Serverless (FaaS) is a compute model where you write functions triggered by events, cloud provider manages execution:

Function: Stateless code (Node.js, Python, Go) triggered by an event. Executes once, completes, then function instance is discarded.

Event Trigger: What invokes a function. HTTP request, database change, file upload, timer, message from queue.

Managed Environment: Cloud provider (AWS, Azure, GCP) allocates resources, scales, monitors. You don't manage servers.

Stateless: Functions can't rely on persistent local state. Scaling creates new instances without shared memory.

Billing: Pay per execution (milliseconds and memory). Idle time costs nothing.

Serverless architecture with event-driven functions

Key Characteristics

Event-Driven: Functions triggered by events, not running continuously.

Auto-Scaling: Instantaneously scales from zero to thousands of concurrent executions.

Stateless: No persistent local state between executions.

Ephemeral: Function instances exist only for the duration of execution, then destroyed.

Short-Lived: Typical timeout 15 minutes (AWS Lambda).
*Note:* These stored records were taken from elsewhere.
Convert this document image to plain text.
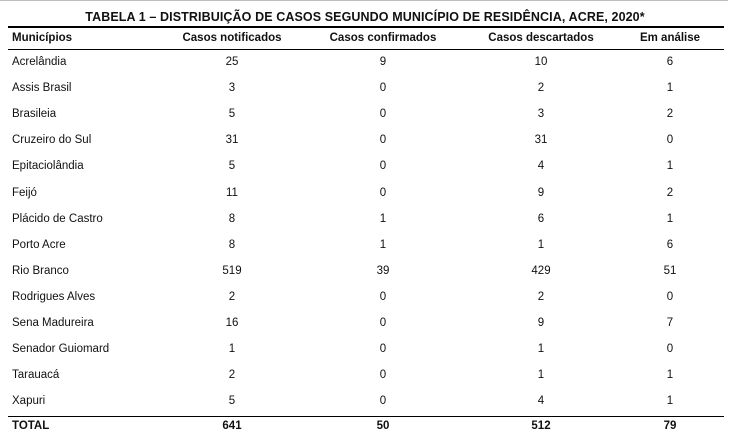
TABELA 1 – DISTRIBUIÇÃO DE CASOS SEGUNDO MUNICÍPIO DE RESIDÊNCIA, ACRE, 2020*
Municípios	Casos notificados	Casos confirmados	Casos descartados	Em análise
Acrelândia	25	9	10	6
Assis Brasil	3	0	2	1
Brasileia	5	0	3	2
Cruzeiro do Sul	31	0	31	0
Epitaciolândia	5	0	4	1
Feijó	11	0	9	2
Plácido de Castro	8	1	6	1
Porto Acre	8	1	1	6
Rio Branco	519	39	429	51
Rodrigues Alves	2	0	2	0
Sena Madureira	16	0	9	7
Senador Guiomard	1	0	1	0
Tarauacá	2	0	1	1
Xapuri	5	0	4	1
TOTAL	641	50	512	79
Designed for quick operations.

No Server Operations: No patching, scaling configuration, or infrastructure management.

Practical Example

# AWS Lambda function (Python)
import json
import boto3
import base64
from PIL import Image
import io

s3 = boto3.client('s3')

def resize_image_handler(event, context):
    """Triggered by S3 file upload."""
    # Parse S3 event
    bucket = event['Records'][0]['s3']['bucket']['name']
    key = event['Records'][0]['s3']['object']['key']

    # Download image from S3
    response = s3.get_object(Bucket=bucket, Key=key)
    image_data = response['Body'].read()

    # Resize image
    image = Image.open(io.BytesIO(image_data))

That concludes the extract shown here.